En fait, c’est assez simple : laisser le flic de coté et devenir pleinement fonctionnaire.
Il s’agit de grève du zèle, pas d’une grève.
Doucement le matin, pas trop vite le soir.
Pour ça, il suffit juste de suivre à la lettre des règlements, notes de service et consignes que l’on a tendance à négliger.

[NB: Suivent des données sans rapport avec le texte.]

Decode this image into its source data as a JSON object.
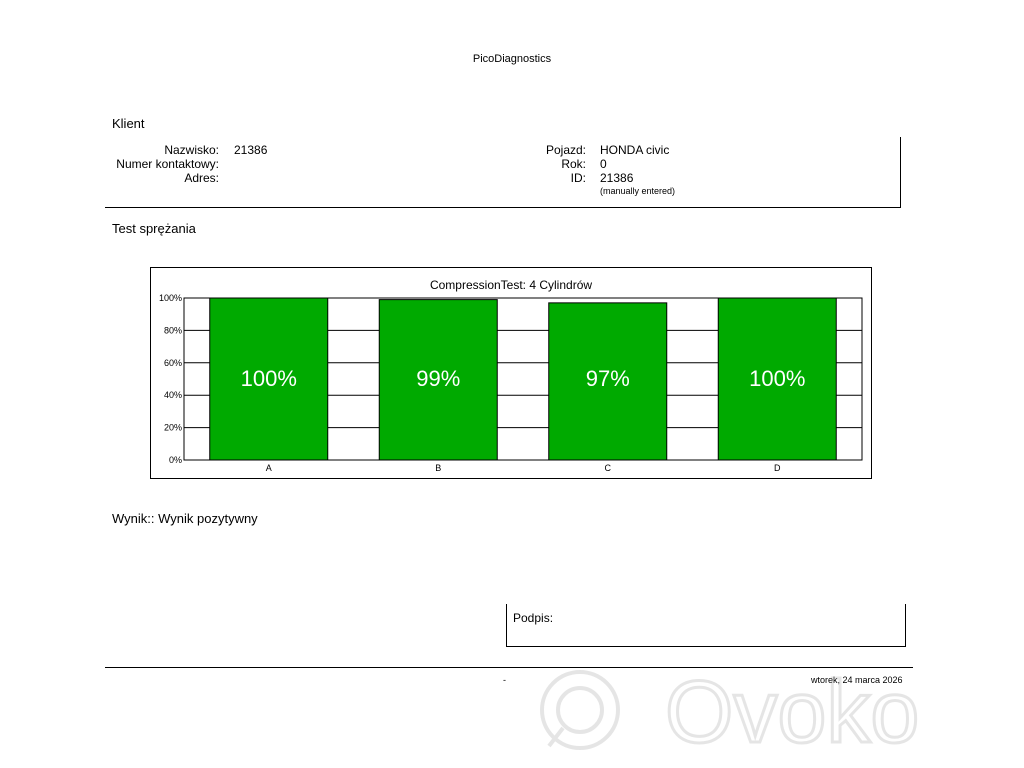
{
  "header": {
    "title": "PicoDiagnostics"
  },
  "client_section": {
    "title": "Klient",
    "fields_left": [
      {
        "label": "Nazwisko:",
        "value": "21386"
      },
      {
        "label": "Numer kontaktowy:",
        "value": ""
      },
      {
        "label": "Adres:",
        "value": ""
      }
    ],
    "fields_right": [
      {
        "label": "Pojazd:",
        "value": "HONDA civic"
      },
      {
        "label": "Rok:",
        "value": "0"
      },
      {
        "label": "ID:",
        "value": "21386"
      }
    ],
    "id_note": "(manually entered)"
  },
  "test_section": {
    "title": "Test sprężania"
  },
  "chart_data": {
    "type": "bar",
    "title": "CompressionTest: 4 Cylindrów",
    "categories": [
      "A",
      "B",
      "C",
      "D"
    ],
    "values": [
      100,
      99,
      97,
      100
    ],
    "data_labels": [
      "100%",
      "99%",
      "97%",
      "100%"
    ],
    "ylim": [
      0,
      100
    ],
    "yticks": [
      "0%",
      "20%",
      "40%",
      "60%",
      "80%",
      "100%"
    ],
    "grid": true,
    "bar_color": "#00aa00"
  },
  "result": {
    "text": "Wynik:: Wynik pozytywny"
  },
  "signature": {
    "label": "Podpis:"
  },
  "footer": {
    "dash": "-",
    "date": "wtorek, 24 marca 2026"
  },
  "watermark": {
    "text": "Ovoko"
  }
}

Éléments de réponse pour gérer efficacement son zèle :
À chaque prise de service, faire soigneusement le tour du véhicule, et procéder à un certain nombre de vérifications. Prendre son temps, c’est important pour la sécurité des effectifs.
Contrôler tout ce qui pourrait occasionner une panne, et qui du coup nuirait à la continuité du service public (niveaux, etc) En cas de doute sur un point particulier, demander à collègue d’y jeter un œil à son tour.
Vérifier évidemment, tout ce qui serait susceptible d’être verbalisé s’il ne s’agissait pas d’un véhicule de police (clignotants, feux, pneus lisses, etc), et qui représente donc un danger pour soi-même et autrui.
Si la constatation est faite que quelque chose n’est pas conforme, rédiger aussitôt un rapport détaillé. Les services techniques auront besoin d’un maximum de précisions pour entreprendre les réparations adéquates.
Prendre son temps, on ne rigole pas avec la sécurité,
Ne pas hésiter à immobiliser le véhicule, et s’en faire attribuer un autre.
S’il reste un véhicule de remplacement disponible, réitérer les vérifications de la même façon sur celui-ci en application des notes de service et consignes en vigueur.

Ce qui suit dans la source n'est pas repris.